In the second section, the narrator reveals, at a posthumous celebration of Thomas’s work in Spain, that the “exit interview” he did for the magazine was largely “reconstructed” from memory. His decision to publish the fabulated interview, which apparently angers Thomas’s friends and family, will haunt the rest of the book, which, in its third section, gives way to a visit between the narrator and Thomas’s son, Max, who reflects on his difficult relationship with his artist father and his own parenting failures caring for a daughter with an eating disorder.

Transcription might seem like an unusual follow-up to Lerner’s last novel, 2019’s The Topeka School, a Pulitzer finalist. That book oscillated among the points of view of Ben Lerner’s fictional avatar, Adam Gordon, a gifted high-school debater; his psychologist parents, Jane and Jonathan; and a troubled young man named Darren.
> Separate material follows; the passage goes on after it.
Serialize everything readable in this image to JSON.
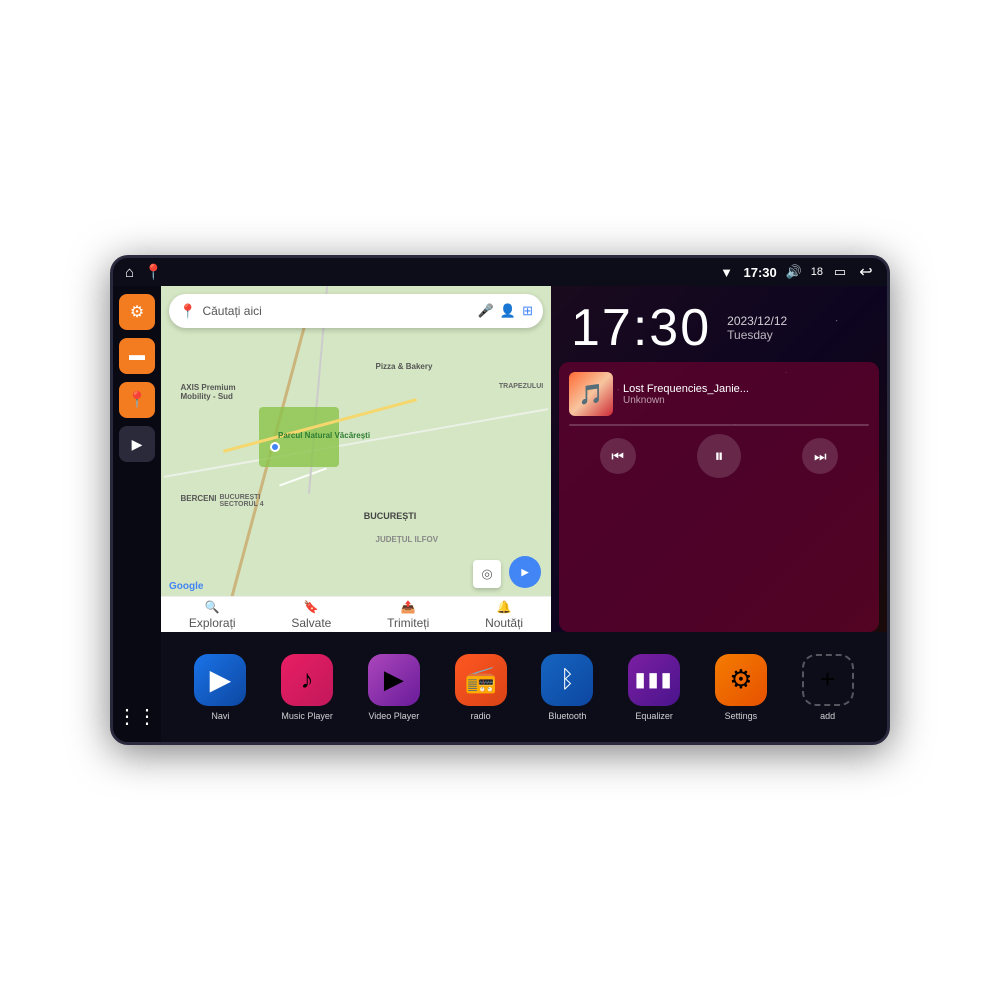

It was also his most conventional book after two works of comic, cerebral fiction — his 2011 debut novel, Leaving the Atocha Station, and 10:04 — that were more concerned with the foibles of a Lerner-like character, a poet, later a novelist (or, as Lerner describes himself, an “accidental” novelist), who fears he is nothing more than a fool and a bad artist.

These novels were lumped into a genre called autofiction, a blanket term for the diffuse, often plotless autobiographical fiction of the 2010s — Sheila Heti, Rachel Cusk, Teju Cole, and Karl Ove Knausgaard are other noted practitioners — and The Topeka School was hailed as a sort of mainstream breakthrough: In its attempt to understand (or “decode,” as some said) how white male rage in America transformed from an inchoate force into a political movement, the book was more of a classic social novel than other autofiction, which is a genre often critiqued for its self-obsession.

To a degree, Lerner is explicitly rejecting expectations with Transcription. “I worried that The Topeka School might have explained too much,” Lerner told me, “and I wanted to write a book that could let in all the things I’m interested in but around the edges or in felt silences.”